Configuration Explanation:

  • apiVersion and kind: Indicate the API version and type of resource; MPIJob is a custom resource defined by Kubeflow for creating MPI-type jobs.
  • metadata: Metadata containing the job name and other information.
  • spec: Detailed configuration of the job.
    • slotsPerWorker: Number of slots per Worker node, typically set to 1.
    • runPolicy: Running policy, such as whether to clean up Pods after job completion.
    • mpiReplicaSpecs: Replica configuration for the MPI job.
      • Launcher: The launcher responsible for starting the MPI job.
        • replicas: Number of replicas, usually 1.
        • template: Pod template defining the container's running image, command, resources, etc.
      • Worker: The worker nodes that actually execute the job.
        • replicas: Number of replicas set according to parallel needs, here set to 2.
        • template: Pod template defining the container's running environment and resources.

Setting Job Replica Count

When creating an MPI job, you need to correctly set the Job Replica Count according to the number of replicas configured in mpiReplicaSpecs.

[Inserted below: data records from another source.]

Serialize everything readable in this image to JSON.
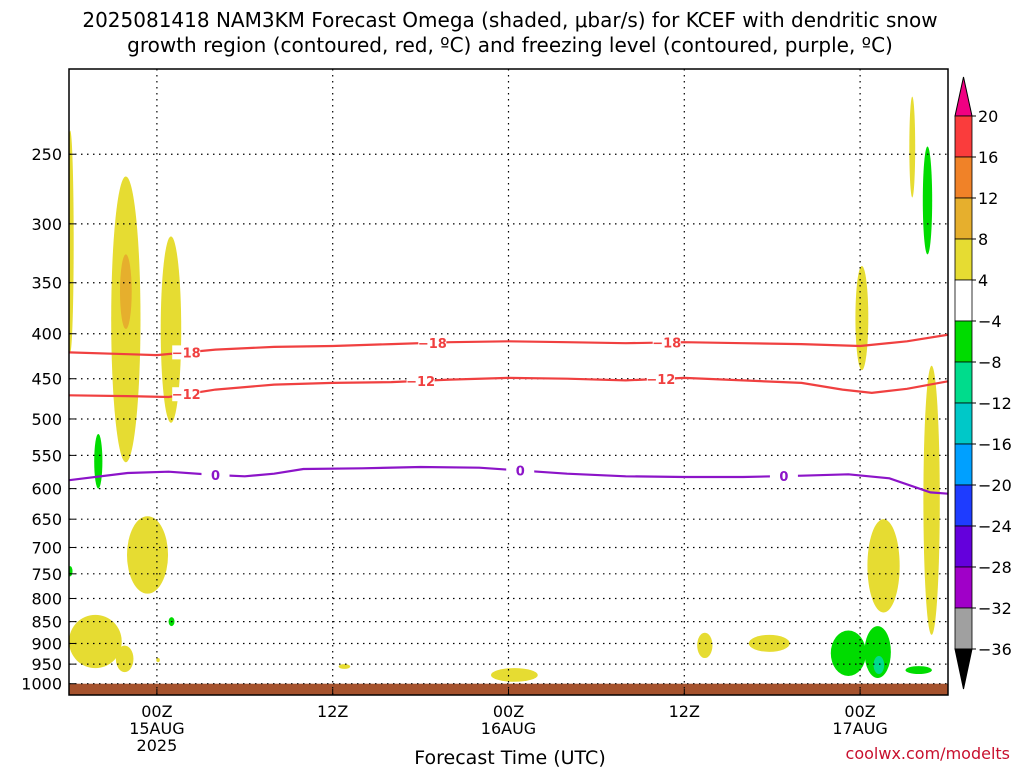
{
  "chart_data": {
    "type": "heatmap",
    "title_line1": "2025081418 NAM3KM Forecast Omega (shaded, μbar/s) for KCEF with dendritic snow",
    "title_line2": "growth region (contoured, red, ºC) and freezing level (contoured, purple, ºC)",
    "xlabel": "Forecast Time (UTC)",
    "credit": "coolwx.com/modelts",
    "x_range_hours": [
      -15,
      135
    ],
    "y_range_hpa": [
      200,
      1030
    ],
    "y_log": true,
    "x_ticks": [
      {
        "hour": 0,
        "line1": "00Z",
        "line2": "15AUG",
        "line3": "2025"
      },
      {
        "hour": 30,
        "line1": "12Z",
        "line2": "",
        "line3": ""
      },
      {
        "hour": 60,
        "line1": "00Z",
        "line2": "16AUG",
        "line3": ""
      },
      {
        "hour": 90,
        "line1": "12Z",
        "line2": "",
        "line3": ""
      },
      {
        "hour": 120,
        "line1": "00Z",
        "line2": "17AUG",
        "line3": ""
      }
    ],
    "y_ticks": [
      250,
      300,
      350,
      400,
      450,
      500,
      550,
      600,
      650,
      700,
      750,
      800,
      850,
      900,
      950,
      1000
    ],
    "colorbar": {
      "levels": [
        -36,
        -32,
        -28,
        -24,
        -20,
        -16,
        -12,
        -8,
        -4,
        4,
        8,
        12,
        16,
        20
      ],
      "labels": [
        "20",
        "16",
        "12",
        "8",
        "4",
        "−4",
        "−8",
        "−12",
        "−16",
        "−20",
        "−24",
        "−28",
        "−32",
        "−36"
      ],
      "colors": {
        "below": "#000000",
        "bins_low_to_high": [
          "#a0a0a0",
          "#a000c8",
          "#6400dc",
          "#1e3cff",
          "#00a0ff",
          "#00c8c8",
          "#00dc8c",
          "#00dc00",
          "#ffffff",
          "#e6dc32",
          "#e6af2d",
          "#f08228",
          "#fa3c3c"
        ],
        "above": "#f00082"
      }
    },
    "contours": [
      {
        "name": "-18",
        "label": "−18",
        "color": "#f04040",
        "points": [
          [
            -15,
            420
          ],
          [
            -5,
            422
          ],
          [
            0,
            423
          ],
          [
            10,
            417
          ],
          [
            20,
            414
          ],
          [
            30,
            413
          ],
          [
            40,
            411
          ],
          [
            50,
            409
          ],
          [
            60,
            408
          ],
          [
            70,
            409
          ],
          [
            80,
            410
          ],
          [
            90,
            409
          ],
          [
            100,
            410
          ],
          [
            110,
            411
          ],
          [
            120,
            413
          ],
          [
            128,
            408
          ],
          [
            135,
            401
          ]
        ],
        "label_hours": [
          5,
          47,
          87
        ]
      },
      {
        "name": "-12",
        "label": "−12",
        "color": "#f04040",
        "points": [
          [
            -15,
            470
          ],
          [
            -5,
            471
          ],
          [
            2,
            472
          ],
          [
            10,
            463
          ],
          [
            20,
            457
          ],
          [
            30,
            455
          ],
          [
            40,
            454
          ],
          [
            50,
            451
          ],
          [
            60,
            449
          ],
          [
            70,
            450
          ],
          [
            80,
            452
          ],
          [
            90,
            449
          ],
          [
            100,
            452
          ],
          [
            110,
            455
          ],
          [
            117,
            463
          ],
          [
            122,
            467
          ],
          [
            128,
            462
          ],
          [
            135,
            453
          ]
        ],
        "label_hours": [
          5,
          45,
          86
        ]
      },
      {
        "name": "0",
        "label": "0",
        "color": "#8c14c8",
        "points": [
          [
            -15,
            587
          ],
          [
            -5,
            576
          ],
          [
            2,
            574
          ],
          [
            10,
            579
          ],
          [
            15,
            581
          ],
          [
            20,
            577
          ],
          [
            25,
            570
          ],
          [
            35,
            569
          ],
          [
            45,
            567
          ],
          [
            55,
            568
          ],
          [
            60,
            571
          ],
          [
            70,
            577
          ],
          [
            80,
            581
          ],
          [
            90,
            582
          ],
          [
            100,
            582
          ],
          [
            110,
            580
          ],
          [
            118,
            578
          ],
          [
            125,
            584
          ],
          [
            132,
            606
          ],
          [
            135,
            608
          ]
        ],
        "label_hours": [
          10,
          62,
          107
        ]
      }
    ],
    "shaded_regions": [
      {
        "name": "edge-column",
        "value": 5,
        "hour": -14.8,
        "p_top": 235,
        "p_bot": 420,
        "w": 1.2
      },
      {
        "name": "tall-column-a",
        "value": 5,
        "hour": -5.3,
        "p_top": 265,
        "p_bot": 560,
        "w": 5
      },
      {
        "name": "tall-column-a-core",
        "value": 9,
        "hour": -5.3,
        "p_top": 325,
        "p_bot": 395,
        "w": 2
      },
      {
        "name": "column-b",
        "value": 5,
        "hour": 2.4,
        "p_top": 310,
        "p_bot": 505,
        "w": 3.5
      },
      {
        "name": "green-streak-a",
        "value": -6,
        "hour": -10,
        "p_top": 520,
        "p_bot": 600,
        "w": 1.4
      },
      {
        "name": "green-dot-left",
        "value": -6,
        "hour": -14.8,
        "p_top": 735,
        "p_bot": 755,
        "w": 0.8
      },
      {
        "name": "mid-blob",
        "value": 5,
        "hour": -1.6,
        "p_top": 645,
        "p_bot": 790,
        "w": 7
      },
      {
        "name": "low-blob-a",
        "value": 5,
        "hour": -10.5,
        "p_top": 835,
        "p_bot": 960,
        "w": 9
      },
      {
        "name": "low-blob-b",
        "value": 5,
        "hour": -5.5,
        "p_top": 905,
        "p_bot": 970,
        "w": 3
      },
      {
        "name": "green-dot-b",
        "value": -6,
        "hour": 2.5,
        "p_top": 840,
        "p_bot": 860,
        "w": 1
      },
      {
        "name": "tiny-yellow-a",
        "value": 5,
        "hour": 0.2,
        "p_top": 935,
        "p_bot": 945,
        "w": 0.6
      },
      {
        "name": "tiny-yellow-b",
        "value": 5,
        "hour": 32,
        "p_top": 950,
        "p_bot": 962,
        "w": 2
      },
      {
        "name": "low-blob-c",
        "value": 5,
        "hour": 61,
        "p_top": 960,
        "p_bot": 995,
        "w": 8
      },
      {
        "name": "low-blob-d",
        "value": 5,
        "hour": 93.5,
        "p_top": 875,
        "p_bot": 935,
        "w": 2.6
      },
      {
        "name": "low-blob-e",
        "value": 5,
        "hour": 104.5,
        "p_top": 880,
        "p_bot": 920,
        "w": 7
      },
      {
        "name": "column-c",
        "value": 5,
        "hour": 120.3,
        "p_top": 335,
        "p_bot": 440,
        "w": 2.2
      },
      {
        "name": "upper-streak",
        "value": 5,
        "hour": 128.9,
        "p_top": 215,
        "p_bot": 280,
        "w": 1
      },
      {
        "name": "green-column-upper",
        "value": -6,
        "hour": 131.5,
        "p_top": 245,
        "p_bot": 325,
        "w": 1.6
      },
      {
        "name": "right-column",
        "value": 5,
        "hour": 132.2,
        "p_top": 435,
        "p_bot": 880,
        "w": 2.8
      },
      {
        "name": "mid-right-blob",
        "value": 5,
        "hour": 124,
        "p_top": 650,
        "p_bot": 830,
        "w": 5.5
      },
      {
        "name": "green-low-a",
        "value": -6,
        "hour": 118,
        "p_top": 870,
        "p_bot": 980,
        "w": 6
      },
      {
        "name": "green-low-b",
        "value": -6,
        "hour": 123,
        "p_top": 860,
        "p_bot": 985,
        "w": 4.5
      },
      {
        "name": "teal-core",
        "value": -10,
        "hour": 123.2,
        "p_top": 930,
        "p_bot": 975,
        "w": 1.8
      },
      {
        "name": "green-low-c",
        "value": -6,
        "hour": 130,
        "p_top": 955,
        "p_bot": 975,
        "w": 4.5
      }
    ],
    "ground": {
      "color": "#a5522d",
      "p_top": 1000
    }
  }
}
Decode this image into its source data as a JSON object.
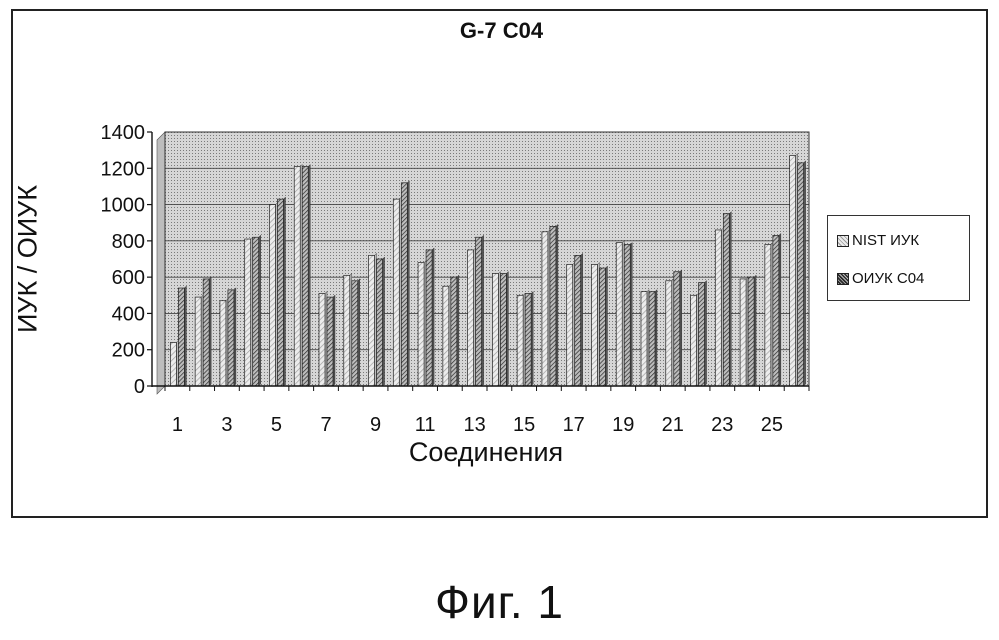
{
  "figure_caption": "Фиг. 1",
  "chart_data": {
    "type": "bar",
    "title": "G-7 C04",
    "xlabel": "Соединения",
    "ylabel": "ИУК / ОИУК",
    "ylim": [
      0,
      1400
    ],
    "yticks": [
      0,
      200,
      400,
      600,
      800,
      1000,
      1200,
      1400
    ],
    "categories": [
      "1",
      "2",
      "3",
      "4",
      "5",
      "6",
      "7",
      "8",
      "9",
      "10",
      "11",
      "12",
      "13",
      "14",
      "15",
      "16",
      "17",
      "18",
      "19",
      "20",
      "21",
      "22",
      "23",
      "24",
      "25",
      "26"
    ],
    "category_tick_labels": [
      "1",
      "",
      "3",
      "",
      "5",
      "",
      "7",
      "",
      "9",
      "",
      "11",
      "",
      "13",
      "",
      "15",
      "",
      "17",
      "",
      "19",
      "",
      "21",
      "",
      "23",
      "",
      "25",
      ""
    ],
    "grid": true,
    "legend_position": "right",
    "series": [
      {
        "name": "NIST ИУК",
        "values": [
          240,
          490,
          470,
          810,
          1000,
          1210,
          510,
          610,
          720,
          1030,
          680,
          550,
          750,
          620,
          500,
          850,
          670,
          670,
          790,
          520,
          580,
          500,
          860,
          590,
          780,
          1270
        ]
      },
      {
        "name": "ОИУК C04",
        "values": [
          540,
          590,
          530,
          820,
          1030,
          1210,
          490,
          580,
          700,
          1120,
          750,
          600,
          820,
          620,
          510,
          880,
          720,
          650,
          780,
          520,
          630,
          570,
          950,
          600,
          830,
          1230
        ]
      }
    ]
  }
}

  • Total Replicas = Launcher replicas + Worker replicas
  • In this example:

    • Launcher replicas: 1
    • Worker replicas: 2
    • Total Replicas : 1 + 2 = 3

Therefore, in the job configuration, you need to set the Job Replica Count to 3.

Submitting the Job

Once the configuration is complete, click the Submit button to start running the MPI job.

Viewing the Running Results

After the job is successfully submitted, you can enter the Job Details page to view resource usage and the job's running status. From the upper right corner, you can access Workload Details to see the log output from each node during the run.

Example Output :

TensorFlow: 1.13
Model: resnet101
Mode: training
Batch size: 64
...

Total images/sec: 125.67

This indicates that the MPI job has successfully run, and the TensorFlow benchmark program has completed distributed training.


Summary

Through this tutorial, you have learned how to create and run an MPI job on the AI Lab platform. We detailed the configuration methods for MPIJob and how to specify the running commands and resource requirements in the job. We hope this tutorial is helpful to you; if you have any questions, refer to other documents provided by the platform or contact technical support.


Appendix :

  • If your running environment does not have the required libraries pre-installed (such as mpi4py, Horovod, etc.), please add installation commands in the job or use an image with the relevant dependencies pre-installed.
  • In practical applications, you can modify the MPIJob configuration according to your needs, such as changing the image, command arguments, resource requests, etc.